While buying a notebook has always been straight to the point, picking an agenda takes time. I used to just buy any sturdy agenda that would fit into my bag and then, one day, I decided to get more intentional about it. If I was spending $10-15 on something, I might as well get something that had some added value. I didn’t just want it to be about the days of the week and time slots, I wanted it to also serve as my daily map of sorts. Since I wasn’t sure about what I wanted, I decided to do some hunting. The hunt was digital and led by Google and Pinterest. I found a ton of different formats, themes and free downloadable templates that could be used for DIY planners.
During my hunt, I found some pretty cool planners, including some from Bloom Daily Browsing through their website (yes, I bought it online). I noticed that their agendas encouraged the users to be thoughtful. The first few pages include a place to create a mission statement for the year, various goals you want to achieve, books you want to read and places you’d like to visit – just to name a few. It also includes a little Vision Board where you can write (or draw) your idea for your future. I’ve been using these agendas for the past two years and I’m pretty happy with them. I like writing down my goals and tying them into my daily life. Seeing them front and centre keeps them in focus year-round.

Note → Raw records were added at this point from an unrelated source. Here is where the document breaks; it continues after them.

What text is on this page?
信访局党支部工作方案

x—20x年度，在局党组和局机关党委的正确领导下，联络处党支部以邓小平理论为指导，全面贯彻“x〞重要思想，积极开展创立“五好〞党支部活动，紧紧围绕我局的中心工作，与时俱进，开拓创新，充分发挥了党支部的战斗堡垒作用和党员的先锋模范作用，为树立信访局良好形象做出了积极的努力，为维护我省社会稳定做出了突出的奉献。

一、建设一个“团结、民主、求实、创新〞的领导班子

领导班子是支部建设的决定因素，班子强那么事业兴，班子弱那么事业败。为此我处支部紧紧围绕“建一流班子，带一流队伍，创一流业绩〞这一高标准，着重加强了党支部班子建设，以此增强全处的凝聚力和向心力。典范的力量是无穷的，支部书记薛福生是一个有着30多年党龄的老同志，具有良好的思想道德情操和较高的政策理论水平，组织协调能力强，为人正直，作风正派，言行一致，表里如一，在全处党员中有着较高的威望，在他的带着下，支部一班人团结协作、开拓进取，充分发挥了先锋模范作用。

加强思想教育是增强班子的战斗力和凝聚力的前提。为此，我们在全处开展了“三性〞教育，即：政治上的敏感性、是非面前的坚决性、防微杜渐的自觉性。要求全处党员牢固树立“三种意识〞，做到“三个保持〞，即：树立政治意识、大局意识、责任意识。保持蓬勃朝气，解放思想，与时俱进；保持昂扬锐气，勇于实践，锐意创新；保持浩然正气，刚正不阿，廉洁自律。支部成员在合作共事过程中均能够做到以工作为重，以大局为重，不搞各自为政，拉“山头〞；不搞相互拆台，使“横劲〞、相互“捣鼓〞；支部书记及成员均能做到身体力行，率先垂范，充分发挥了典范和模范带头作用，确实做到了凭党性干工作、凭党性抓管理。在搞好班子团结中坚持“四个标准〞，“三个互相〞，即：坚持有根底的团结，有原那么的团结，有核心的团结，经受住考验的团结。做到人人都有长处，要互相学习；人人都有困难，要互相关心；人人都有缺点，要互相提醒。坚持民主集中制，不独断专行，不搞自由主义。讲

I also need to mention that while I use this format, I know a few people who are into bullet journaling. A bullet journal is essentially a blank notebook, often unlined or with a dotted grid system. The blank pages allow for full personalization with the person making each page their own. I’ve considered trying bullet journaling, but I know myself well enough to know that it may not be the best fit for me. I’ve seen some absolutely beautiful bullet journals that have left me just a teeny bit jealous of the creativity. For anyone, who wants to be their own creator, I’d definitely suggest a bullet journal.
With school reopening pretty soon and everyone shopping for new school supplies, I’d encourage everyone to take a minute to think about the agenda they get. Don’t just grab anything off the shelf, pick something that’s going to provide some added benefit and truly help you along the way.